Confession Time: What I’d Do if I Travelled Back in Time to Regency England
By Harmony Williams
Less than an hour away from where I live resides a tourist attraction called Upper Canada Village. In this little “town”, you can stroll the streets, ask the period-garb-clad employees questions, witness the way settlers of Upper Canada might have performed their daily chores, and view exhibits of the other aspects of their lives. I love it but, let’s face it, visiting a museum or exhibit is not the same as travelling into the past.
I live most of my life dreaming of what my life would be like if I’d only been born two hundred years earlier. I walk my characters through the streets of a city I’d love to have seen with my own eyes. Most of the time, you’ll find me curled up with a book, falling in love with a fictional character.

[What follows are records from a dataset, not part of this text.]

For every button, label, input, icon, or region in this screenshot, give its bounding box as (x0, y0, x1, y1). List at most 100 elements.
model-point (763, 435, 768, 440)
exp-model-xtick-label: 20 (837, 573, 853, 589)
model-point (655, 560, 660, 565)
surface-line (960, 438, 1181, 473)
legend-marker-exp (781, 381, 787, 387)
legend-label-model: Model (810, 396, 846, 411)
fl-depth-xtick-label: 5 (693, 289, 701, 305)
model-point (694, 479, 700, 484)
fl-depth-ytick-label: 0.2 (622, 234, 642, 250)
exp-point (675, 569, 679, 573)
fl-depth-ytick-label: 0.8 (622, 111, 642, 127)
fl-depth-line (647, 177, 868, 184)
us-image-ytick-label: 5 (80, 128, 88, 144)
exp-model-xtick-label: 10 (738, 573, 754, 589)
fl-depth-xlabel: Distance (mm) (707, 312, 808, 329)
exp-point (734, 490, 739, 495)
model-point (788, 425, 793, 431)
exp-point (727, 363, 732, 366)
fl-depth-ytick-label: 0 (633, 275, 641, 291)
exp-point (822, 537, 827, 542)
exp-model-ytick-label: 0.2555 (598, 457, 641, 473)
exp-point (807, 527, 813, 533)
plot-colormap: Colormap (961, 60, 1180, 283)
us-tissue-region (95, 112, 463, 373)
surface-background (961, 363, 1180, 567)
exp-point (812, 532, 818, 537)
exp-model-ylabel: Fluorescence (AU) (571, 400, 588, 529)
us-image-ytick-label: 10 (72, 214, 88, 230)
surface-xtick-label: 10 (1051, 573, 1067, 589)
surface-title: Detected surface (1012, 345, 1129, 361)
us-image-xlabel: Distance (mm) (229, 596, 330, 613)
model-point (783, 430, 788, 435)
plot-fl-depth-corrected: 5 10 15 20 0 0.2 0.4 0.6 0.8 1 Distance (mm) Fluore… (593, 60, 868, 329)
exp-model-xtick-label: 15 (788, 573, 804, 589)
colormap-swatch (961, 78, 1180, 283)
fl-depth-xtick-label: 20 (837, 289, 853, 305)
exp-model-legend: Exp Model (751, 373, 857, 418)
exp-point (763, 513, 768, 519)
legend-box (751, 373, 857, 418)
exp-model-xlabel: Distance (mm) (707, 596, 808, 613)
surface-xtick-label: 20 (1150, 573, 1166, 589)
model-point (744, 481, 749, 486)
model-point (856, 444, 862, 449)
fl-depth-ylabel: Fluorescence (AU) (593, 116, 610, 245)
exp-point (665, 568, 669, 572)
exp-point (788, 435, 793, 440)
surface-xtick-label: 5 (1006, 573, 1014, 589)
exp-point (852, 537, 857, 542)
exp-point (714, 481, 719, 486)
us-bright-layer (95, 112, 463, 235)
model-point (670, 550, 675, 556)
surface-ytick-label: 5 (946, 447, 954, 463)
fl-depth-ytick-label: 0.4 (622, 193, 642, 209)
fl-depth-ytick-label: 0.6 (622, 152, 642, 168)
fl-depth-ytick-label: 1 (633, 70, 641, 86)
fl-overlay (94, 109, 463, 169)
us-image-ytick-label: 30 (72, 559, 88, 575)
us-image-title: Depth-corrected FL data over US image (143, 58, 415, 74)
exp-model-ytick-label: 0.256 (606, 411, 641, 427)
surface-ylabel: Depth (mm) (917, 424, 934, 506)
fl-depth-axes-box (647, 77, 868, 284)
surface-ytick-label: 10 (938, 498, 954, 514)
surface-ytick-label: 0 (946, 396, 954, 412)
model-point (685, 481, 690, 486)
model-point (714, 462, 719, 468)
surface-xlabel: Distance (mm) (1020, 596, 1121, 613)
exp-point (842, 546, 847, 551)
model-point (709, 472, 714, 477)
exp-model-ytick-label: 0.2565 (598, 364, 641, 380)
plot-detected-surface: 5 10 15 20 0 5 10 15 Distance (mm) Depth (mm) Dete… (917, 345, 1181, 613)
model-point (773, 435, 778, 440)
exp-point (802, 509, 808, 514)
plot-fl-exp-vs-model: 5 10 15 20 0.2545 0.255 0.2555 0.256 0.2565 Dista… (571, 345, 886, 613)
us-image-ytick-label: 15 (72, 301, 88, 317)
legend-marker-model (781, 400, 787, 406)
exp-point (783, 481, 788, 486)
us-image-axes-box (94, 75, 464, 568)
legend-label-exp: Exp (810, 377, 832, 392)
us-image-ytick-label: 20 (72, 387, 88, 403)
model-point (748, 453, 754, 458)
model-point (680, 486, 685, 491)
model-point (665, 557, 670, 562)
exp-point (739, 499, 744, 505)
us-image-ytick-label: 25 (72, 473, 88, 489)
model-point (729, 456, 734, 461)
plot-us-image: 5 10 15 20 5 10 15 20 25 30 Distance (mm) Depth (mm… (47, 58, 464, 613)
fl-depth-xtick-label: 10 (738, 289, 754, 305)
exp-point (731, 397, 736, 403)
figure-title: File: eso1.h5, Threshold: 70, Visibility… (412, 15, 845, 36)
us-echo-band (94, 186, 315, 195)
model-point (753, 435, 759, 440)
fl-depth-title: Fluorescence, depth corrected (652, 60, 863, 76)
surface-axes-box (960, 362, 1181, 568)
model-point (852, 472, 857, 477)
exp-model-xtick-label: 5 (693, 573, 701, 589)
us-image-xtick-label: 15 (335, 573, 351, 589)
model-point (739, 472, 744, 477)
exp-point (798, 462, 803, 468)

Sometimes that character isn’t so fictional, but is long dead. I’ve been carrying around a volume of Lord Byron’s poetry and sighing over his verses since high school. It’s the one book I always make sure I pack when I go on a trip, and the one poet whose poems I have memorized.
If I travelled back in time to Regency England, I would marry George Gordon, Lord Byron. I know he was a rake and an egotist, but aren’t all the best heroes in regency romances? I would find Lord Byron, and I would make him marry me and write poetry for me.
I’m a geek and an introvert. I’m socially awkward, and when it comes to romance I hardly ever feel sexy or alluring. But one thing I do know how to do is to make things happen when I put my mind to it. I spend most of my life setting my sights on a nearly-impossible goal and then doing everything in my power to make it happen. So I assure you, when it comes to this one, you can take my word on the fact that one way or another, I would marry the creator of the beautiful poetry that moves me.
I’m pretty sure that, with a goal like that, I would fit right in with the marriage-minded young debutantes of the era. I could even pretend to be demure and ladylike -- my shyness would work in my favor, for once! And it wouldn’t matter that I have two left feet, because Lord Byron had a club foot and would have trouble dancing, anyway.
The more I think about this, the more it sounds like a brilliant plan. The one crimp in this plot is the fact that I was born two hundred years too late… I guess my next project should involve building a time machine, shouldn’t it?
…or I could write another book. Come to think about it, writing another book sounds like the better deal. I have too many book ideas to ever finish them all, as it is!
But ladies, hands off. Lord Byron is still (hypothetically) mine.